Optical Character Recognition (OCR) in document pipelines — The markitdown-ocr package adds OCR to handle scanned PDFs and image-heavy DOCX/PPTX files where native text extraction fails — understanding OCR pipeline integration is needed to work on those converters.
EXIF Metadata — MarkItDown extracts EXIF metadata from images and audio files as part of conversion — relevant when contributing to image/audio converter code.
PEP 517 / pyproject.toml packaging — All three sub-packages use pyproject.toml-based builds; understanding this modern Python packaging standard is required to correctly add dependencies or entry points.

Related repos

deanmalmgren/textract — The closest alternative Python library for extracting text from arbitrary file formats — MarkItDown's README directly names it as a comparable tool.
microsoft/autogen — Built by the same AutoGen Team; MarkItDown is designed to feed documents into AutoGen-based LLM agent pipelines.
modelcontextprotocol/python-sdk — The MCP SDK used by packages/markitdown-mcp to expose MarkItDown as an LLM tool server.
pymupdf/pymupdf — Common alternative/complement for PDF parsing in Python pipelines where MarkItDown uses pdfminer.
jsvine/pdfplumber — Another PDF-to-structured-text library frequently used in the same LLM document ingestion use case.

PR ideas

To work on one of these in Claude Code or Cursor, paste: Implement the "<title>" PR idea from CLAUDE.md, working through the checklist as the task list.
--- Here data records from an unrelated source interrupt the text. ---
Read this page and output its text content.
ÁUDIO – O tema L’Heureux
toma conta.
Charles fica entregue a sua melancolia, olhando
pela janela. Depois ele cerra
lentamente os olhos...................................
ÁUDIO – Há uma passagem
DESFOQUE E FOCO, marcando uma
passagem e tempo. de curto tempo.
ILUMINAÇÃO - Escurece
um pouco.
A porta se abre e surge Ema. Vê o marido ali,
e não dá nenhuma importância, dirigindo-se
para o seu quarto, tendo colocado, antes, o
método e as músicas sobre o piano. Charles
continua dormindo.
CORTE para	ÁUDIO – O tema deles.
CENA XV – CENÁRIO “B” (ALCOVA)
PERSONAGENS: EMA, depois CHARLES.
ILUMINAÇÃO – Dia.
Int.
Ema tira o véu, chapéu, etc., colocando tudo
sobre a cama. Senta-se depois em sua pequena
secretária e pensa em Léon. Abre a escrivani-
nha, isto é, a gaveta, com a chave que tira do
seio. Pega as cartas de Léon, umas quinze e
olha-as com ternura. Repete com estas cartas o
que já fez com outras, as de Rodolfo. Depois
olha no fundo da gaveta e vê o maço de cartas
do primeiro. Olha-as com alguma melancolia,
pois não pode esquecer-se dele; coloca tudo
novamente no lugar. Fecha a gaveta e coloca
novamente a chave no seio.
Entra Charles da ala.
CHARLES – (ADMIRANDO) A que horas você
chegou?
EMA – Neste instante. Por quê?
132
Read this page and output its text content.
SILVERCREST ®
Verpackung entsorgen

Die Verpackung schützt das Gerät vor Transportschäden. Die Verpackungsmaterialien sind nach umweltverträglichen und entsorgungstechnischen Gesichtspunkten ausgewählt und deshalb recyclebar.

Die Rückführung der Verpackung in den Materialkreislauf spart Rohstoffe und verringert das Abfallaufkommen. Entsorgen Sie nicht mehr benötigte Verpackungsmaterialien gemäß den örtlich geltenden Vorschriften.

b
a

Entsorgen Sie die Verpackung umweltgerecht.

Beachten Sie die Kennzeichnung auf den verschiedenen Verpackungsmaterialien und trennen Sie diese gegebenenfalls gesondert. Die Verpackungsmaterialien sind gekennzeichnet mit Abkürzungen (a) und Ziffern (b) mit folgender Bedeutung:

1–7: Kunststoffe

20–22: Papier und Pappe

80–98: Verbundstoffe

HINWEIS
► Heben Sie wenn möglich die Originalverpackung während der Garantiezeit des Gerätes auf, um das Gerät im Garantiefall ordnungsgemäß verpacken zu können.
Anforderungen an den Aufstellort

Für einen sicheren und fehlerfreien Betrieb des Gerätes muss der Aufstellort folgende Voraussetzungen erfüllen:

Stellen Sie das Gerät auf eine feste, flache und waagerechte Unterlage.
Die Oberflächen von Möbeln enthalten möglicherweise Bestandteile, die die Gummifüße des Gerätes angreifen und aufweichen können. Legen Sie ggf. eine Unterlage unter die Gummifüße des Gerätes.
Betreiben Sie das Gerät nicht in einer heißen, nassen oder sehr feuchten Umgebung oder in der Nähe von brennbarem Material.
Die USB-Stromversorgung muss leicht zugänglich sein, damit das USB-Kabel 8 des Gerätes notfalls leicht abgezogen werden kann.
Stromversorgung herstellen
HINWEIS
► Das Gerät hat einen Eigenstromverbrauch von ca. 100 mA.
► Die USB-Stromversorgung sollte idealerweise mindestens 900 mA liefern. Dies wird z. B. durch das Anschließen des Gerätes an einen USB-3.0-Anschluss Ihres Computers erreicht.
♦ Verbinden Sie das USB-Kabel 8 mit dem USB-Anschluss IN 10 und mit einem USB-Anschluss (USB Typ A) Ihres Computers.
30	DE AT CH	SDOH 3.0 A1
Add integration tests for markitdown-mcp package (packages/markitdown-mcp/tests/init.py is empty)

The markitdown-mcp package has a tests directory with only an empty init.py file, meaning there are zero tests for the MCP server functionality. This is a critical gap since the MCP server exposes MarkItDown to external LLM tool-calling clients. Tests should cover the tool registration, convert tool invocation, error handling, and the main.py entry point.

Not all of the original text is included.